In collaboration with Cody Dunstan-Brown and Sarah Somerville
Through our ethnographic research, we found there was a lack of accessible information on educating passengers about the East by West Ferry destinations and their history. For this project we decided to create a educational but accessible system for international tourists.
Touchpoint 1: Kiosk
The first touch point in our educational system is a Kiosk that helps users access information and education electronically before the information is pertinent. The Kiosk instills confidence to gain information without having to ask lots of questions to someone who might not have the information. 
Touchpoint 2: Tourist Card
The second touch point is a Tourist Card paired with a mobile app. The tourist card acts as a
 streamlined payment and access card, embedded with NFC technology. It makes the payment and travel around Wellington easy to navigate for tourists, meaning no added stress to ticket or booking systems. Another strength is the digital passport feature, as it acts as a souvenir that records tourists' Wellington adventures. An opportunity is to expand this to all of New Zealand and get a range of companies onboard.

This is a tourist card that pairs with a mobile application, the tourist card works as a quick access card embedded with NFC technology that allows the user to check in to a location with tag points provided around the city. When a user tags the card on the tag point, it notifies the mobile application on their location. 
You can buy this tourist card from a range of tourist attractions around Wellington but for this first Stage primarily buy them from the East/West ferry office at Queens Wharf. Tourists would be charged a higher rate for this card. As like a Snapper card you pay about $10 for the card, this would be the same. You would load money onto the card and it acts as a ticket system for all tourist attractions that are in collaboration with visit.welly. All you need to do to pay is to have the card loaded with money and tag to a tag point when arriving at your location. 

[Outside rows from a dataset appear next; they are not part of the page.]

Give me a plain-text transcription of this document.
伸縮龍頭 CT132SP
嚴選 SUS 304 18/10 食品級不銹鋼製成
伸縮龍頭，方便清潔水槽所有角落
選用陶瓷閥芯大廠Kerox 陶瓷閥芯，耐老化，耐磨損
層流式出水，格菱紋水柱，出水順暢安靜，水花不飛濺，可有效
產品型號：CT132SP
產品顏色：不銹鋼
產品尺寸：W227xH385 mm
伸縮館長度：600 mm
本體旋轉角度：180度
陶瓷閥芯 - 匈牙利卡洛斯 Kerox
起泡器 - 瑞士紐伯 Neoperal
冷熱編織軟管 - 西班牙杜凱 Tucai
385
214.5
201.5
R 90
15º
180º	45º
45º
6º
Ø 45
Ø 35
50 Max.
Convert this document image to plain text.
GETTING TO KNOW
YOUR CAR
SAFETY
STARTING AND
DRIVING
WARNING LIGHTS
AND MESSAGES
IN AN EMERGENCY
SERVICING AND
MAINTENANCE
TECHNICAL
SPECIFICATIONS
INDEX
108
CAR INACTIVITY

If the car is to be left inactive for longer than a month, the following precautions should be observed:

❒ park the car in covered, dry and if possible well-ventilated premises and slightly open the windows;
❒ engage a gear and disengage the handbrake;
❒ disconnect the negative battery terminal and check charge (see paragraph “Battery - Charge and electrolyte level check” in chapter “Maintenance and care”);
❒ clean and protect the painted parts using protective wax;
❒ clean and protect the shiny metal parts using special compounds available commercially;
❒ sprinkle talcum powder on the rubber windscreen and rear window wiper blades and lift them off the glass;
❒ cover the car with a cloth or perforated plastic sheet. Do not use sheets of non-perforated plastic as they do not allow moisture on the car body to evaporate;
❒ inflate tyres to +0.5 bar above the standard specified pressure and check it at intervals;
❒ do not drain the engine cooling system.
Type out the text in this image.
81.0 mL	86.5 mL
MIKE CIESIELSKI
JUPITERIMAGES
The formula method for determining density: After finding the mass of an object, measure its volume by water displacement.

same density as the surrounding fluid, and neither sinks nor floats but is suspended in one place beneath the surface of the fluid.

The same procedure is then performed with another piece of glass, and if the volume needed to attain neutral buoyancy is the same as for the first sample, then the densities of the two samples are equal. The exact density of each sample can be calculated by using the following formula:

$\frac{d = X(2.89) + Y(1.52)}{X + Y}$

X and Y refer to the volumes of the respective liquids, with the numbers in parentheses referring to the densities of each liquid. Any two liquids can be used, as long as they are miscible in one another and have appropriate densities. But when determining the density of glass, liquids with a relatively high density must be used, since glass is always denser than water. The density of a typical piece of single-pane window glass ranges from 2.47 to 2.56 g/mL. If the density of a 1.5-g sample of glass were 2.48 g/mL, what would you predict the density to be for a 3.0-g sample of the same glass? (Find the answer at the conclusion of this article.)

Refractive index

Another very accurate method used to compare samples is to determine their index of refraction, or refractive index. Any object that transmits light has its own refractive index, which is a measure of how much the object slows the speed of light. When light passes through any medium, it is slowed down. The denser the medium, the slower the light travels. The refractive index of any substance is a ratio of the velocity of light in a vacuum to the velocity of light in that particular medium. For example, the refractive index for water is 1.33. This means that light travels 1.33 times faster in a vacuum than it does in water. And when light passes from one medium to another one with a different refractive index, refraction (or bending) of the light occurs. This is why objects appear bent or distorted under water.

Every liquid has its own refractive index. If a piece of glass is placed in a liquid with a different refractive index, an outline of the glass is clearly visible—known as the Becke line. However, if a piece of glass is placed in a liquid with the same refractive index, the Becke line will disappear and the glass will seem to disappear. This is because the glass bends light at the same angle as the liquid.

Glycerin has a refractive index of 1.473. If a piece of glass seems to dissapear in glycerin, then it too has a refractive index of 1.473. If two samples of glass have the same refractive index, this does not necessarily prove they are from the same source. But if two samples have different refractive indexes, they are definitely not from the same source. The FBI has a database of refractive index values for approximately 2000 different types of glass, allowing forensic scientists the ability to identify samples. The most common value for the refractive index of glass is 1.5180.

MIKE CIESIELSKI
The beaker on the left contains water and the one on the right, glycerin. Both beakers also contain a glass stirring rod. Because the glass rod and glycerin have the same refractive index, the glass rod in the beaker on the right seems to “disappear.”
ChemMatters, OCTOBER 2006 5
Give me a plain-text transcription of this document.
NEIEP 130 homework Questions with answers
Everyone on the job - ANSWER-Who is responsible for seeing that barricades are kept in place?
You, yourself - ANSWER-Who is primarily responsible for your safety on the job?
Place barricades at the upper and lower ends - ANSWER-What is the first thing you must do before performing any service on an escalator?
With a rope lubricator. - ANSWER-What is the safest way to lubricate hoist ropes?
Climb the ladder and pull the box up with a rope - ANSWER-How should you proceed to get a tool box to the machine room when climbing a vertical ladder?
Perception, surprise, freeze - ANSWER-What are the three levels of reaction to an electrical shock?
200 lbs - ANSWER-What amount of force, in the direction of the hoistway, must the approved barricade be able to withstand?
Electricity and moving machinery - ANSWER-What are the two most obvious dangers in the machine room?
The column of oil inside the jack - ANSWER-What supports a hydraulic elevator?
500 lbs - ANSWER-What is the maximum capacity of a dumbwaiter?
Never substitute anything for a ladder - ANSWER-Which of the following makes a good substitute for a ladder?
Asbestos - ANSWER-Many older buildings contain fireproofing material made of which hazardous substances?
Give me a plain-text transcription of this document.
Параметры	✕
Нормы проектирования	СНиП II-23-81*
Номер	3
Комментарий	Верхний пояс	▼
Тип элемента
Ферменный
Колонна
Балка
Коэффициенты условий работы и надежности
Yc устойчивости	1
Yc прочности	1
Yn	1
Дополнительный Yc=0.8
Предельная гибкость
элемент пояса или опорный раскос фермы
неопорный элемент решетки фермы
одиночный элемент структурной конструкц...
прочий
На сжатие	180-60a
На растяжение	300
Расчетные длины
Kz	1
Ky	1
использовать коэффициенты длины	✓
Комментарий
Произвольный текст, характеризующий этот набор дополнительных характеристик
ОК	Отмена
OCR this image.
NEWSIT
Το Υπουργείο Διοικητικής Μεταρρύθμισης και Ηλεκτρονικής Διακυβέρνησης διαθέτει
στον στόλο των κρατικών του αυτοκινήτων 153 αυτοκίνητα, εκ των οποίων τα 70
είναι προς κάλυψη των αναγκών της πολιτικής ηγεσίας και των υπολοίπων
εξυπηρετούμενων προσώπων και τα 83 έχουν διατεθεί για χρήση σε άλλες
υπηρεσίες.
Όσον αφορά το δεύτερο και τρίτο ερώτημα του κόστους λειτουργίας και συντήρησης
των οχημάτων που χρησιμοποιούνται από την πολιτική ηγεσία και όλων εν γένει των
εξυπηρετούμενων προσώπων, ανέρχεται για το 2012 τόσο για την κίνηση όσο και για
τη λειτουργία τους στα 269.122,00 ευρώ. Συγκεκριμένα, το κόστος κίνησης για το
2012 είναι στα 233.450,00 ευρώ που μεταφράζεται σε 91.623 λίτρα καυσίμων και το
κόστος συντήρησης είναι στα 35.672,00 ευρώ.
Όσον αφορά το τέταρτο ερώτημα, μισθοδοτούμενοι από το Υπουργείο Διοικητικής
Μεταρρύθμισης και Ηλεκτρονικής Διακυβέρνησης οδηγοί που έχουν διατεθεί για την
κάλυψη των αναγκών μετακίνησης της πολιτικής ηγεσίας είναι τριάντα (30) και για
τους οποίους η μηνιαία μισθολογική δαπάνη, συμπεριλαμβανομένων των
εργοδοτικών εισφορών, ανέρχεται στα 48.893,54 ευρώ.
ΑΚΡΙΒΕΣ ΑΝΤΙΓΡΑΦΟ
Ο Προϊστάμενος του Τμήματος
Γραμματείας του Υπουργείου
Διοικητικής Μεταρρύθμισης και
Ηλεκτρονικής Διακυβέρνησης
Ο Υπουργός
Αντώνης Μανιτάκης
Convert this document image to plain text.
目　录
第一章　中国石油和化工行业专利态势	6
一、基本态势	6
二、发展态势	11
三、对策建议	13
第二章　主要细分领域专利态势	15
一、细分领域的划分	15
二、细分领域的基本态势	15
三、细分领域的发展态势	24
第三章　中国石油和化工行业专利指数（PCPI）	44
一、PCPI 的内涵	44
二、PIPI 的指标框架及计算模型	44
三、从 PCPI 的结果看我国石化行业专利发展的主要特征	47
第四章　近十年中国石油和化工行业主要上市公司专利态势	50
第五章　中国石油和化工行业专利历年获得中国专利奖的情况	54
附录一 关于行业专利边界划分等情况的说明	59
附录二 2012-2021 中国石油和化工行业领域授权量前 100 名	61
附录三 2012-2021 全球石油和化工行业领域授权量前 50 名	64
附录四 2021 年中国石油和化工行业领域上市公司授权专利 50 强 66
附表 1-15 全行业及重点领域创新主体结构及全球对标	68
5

A payback option would also be available, if they don’t want the card as a souvenir they would be able to return their card and get some of the money back that they originally paid to get. Returned Cards would then be cleared and reused with future users.
Once you tag your NFC tourist card on the tag point, the mobile application information will come up about your specific location with a range of company supporters and information. For example, whilst on the Ferry you can receive information about the locations you’re going to, including Seatoun, Days Bay, Matui/Somes Island and Queens Wharf. Information would include what you can find there, the history, information about the service and safety instructions. If you were at Te Papa and tagged at a tag point information may include, food specials, exhibitions on at the time and workshops that may be taking place.
On the mobile application your tagged locations will be saved so that a digital passport is created, this passport is downloadable for when the user is finished their stay in Wellington & can keep this rather than feeling like they need to keep the app but still have a piece of memorabilia. Phase 2 could include going nationally and collaborating with companies such as Intercity and Air New Zealand. 
Touchpoint 3: Adventure Quest
The third touch point is an Adventure Quest, which is a user-oriented way-finding system. It acts as a way to get to a destination and provides information about that destination in the location it pertains to. The Adventure Quest uses multiple senses and engages the user to fully understand the information. The tourist can also pick exactly what they want to see and choose a completely personalised tour catered to them. An opportunity for this would be applying it to other parts of Wellington, as there is so much knowledge to gain. A potential threat would be that tourists may be going to Matiu Somes Island for a technology-free experience and that by the time the site comes to be QR codes could be irrelevant, but switching to NFC or RFID would save this.
The Adventure Quest was born out of the research that one of the best ways to learn information is to engage as many regions of the brain as possible, through multiple senses. Using visual, verbal and touch to fully absorb that information. This translated into the Adventure Quest, by using the exact location for the full 5D experience as part of our education process. 
The Adventure Quest is a user-oriented journey, it allows for a much deeper immersion and satisfaction. It has the potential to really engage people in the process. Has a clear system, users will find it easy to use.